Some religious groups, like the Roman Catholic Diocese of Brooklyn, applauded the mayor’s “recognition of the need for clergy to be vaccinated.”

“As the Mayor acknowledged, our priests, deacons, and sisters, as do leaders of all houses of worship throughout our City, stand on the front lines in bringing faith, hope, and comfort to their congregation during this pandemic,” said Brooklyn Diocese spokesperson John Quaglione. 
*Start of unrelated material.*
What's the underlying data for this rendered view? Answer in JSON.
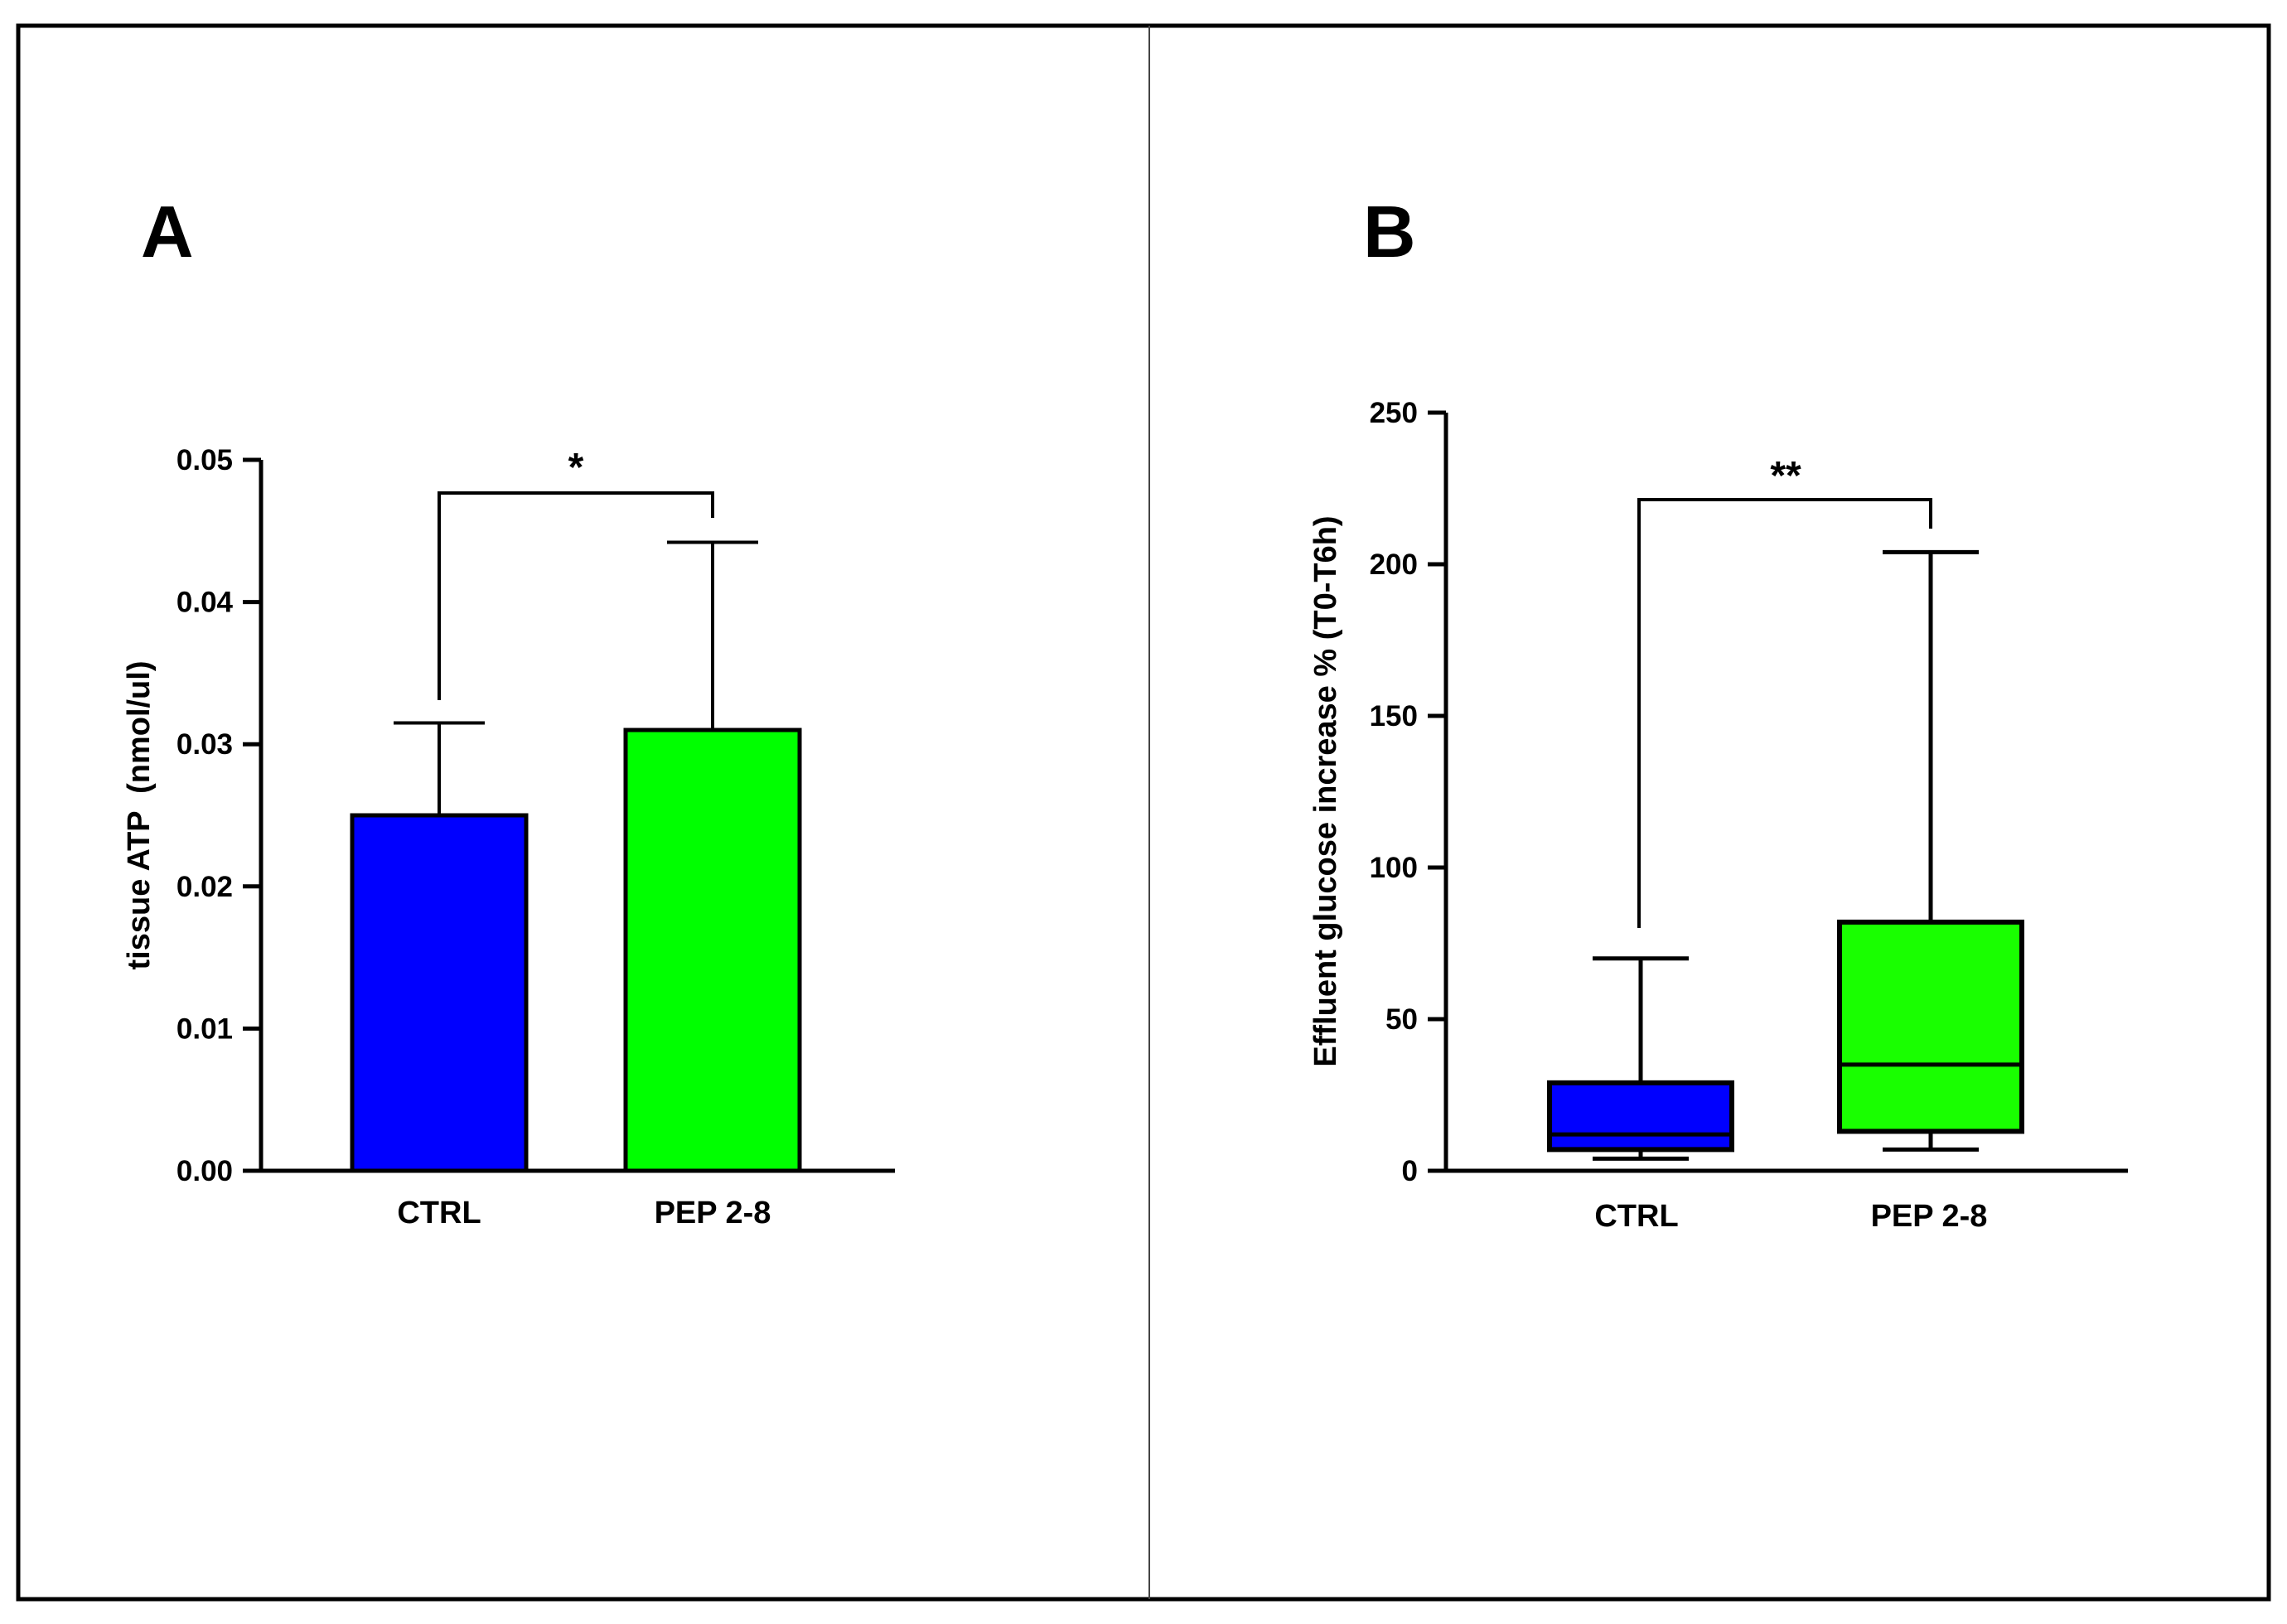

Skepticism towards the Pfizer and Moderna COVID-19 vaccines,  particularly among some health care workers, has been played role in the country’s slow vaccine rollout due. Some distrust the vaccine since it was approved for mass distribution under Former President Donald Trump while others are hesitant to take the vaccine because of the country’s history of medical experimentation on communities of color. Either way, fear over a new vaccine is nothing new in the United States. 

But the number of Americans willing to take the vaccine has increased since the Modern and Pfizer shots were given FDA approval and as more public figures become inoculated, according to the Pew Research Center. 

De Blasio’s call for more New Yorkers to become eligible comes as the city struggles to get more supply of the COVID-19 vaccine from Washington.

After de Blasio warned that the city’s supply of the vaccine was worrisomely low, the city has forced to reschedule roughly 23,000 vaccine appointments and delay the reopening of mega vaccination sites at Citi Field, Yankee Stadium, and Staten Island’s Empire Outlets. 

In addition, the mayor announced that due to limited supply the city would not meet its target goal of administering one million doses of the vaccine and that the city’s stockpile of first-dose shots had actually dipped to just 7,710. 

The city received a bit of good news though on Wednesday, with de Blasio announcing that the city will get 17,000 more doses of the Moderna vaccine during each shipment starting next week. “That means 17,000 more shots of hope,” said de Blasio, “17,000 more New Yorkers who are safer and are feeling that confidence and that sense of peace that comes with getting vaccinated, even just the first time, and knowing that things are going to be better.”

As of Wednesday, the city has administered 673,405 doses of the vaccine with 108,768 being second doses.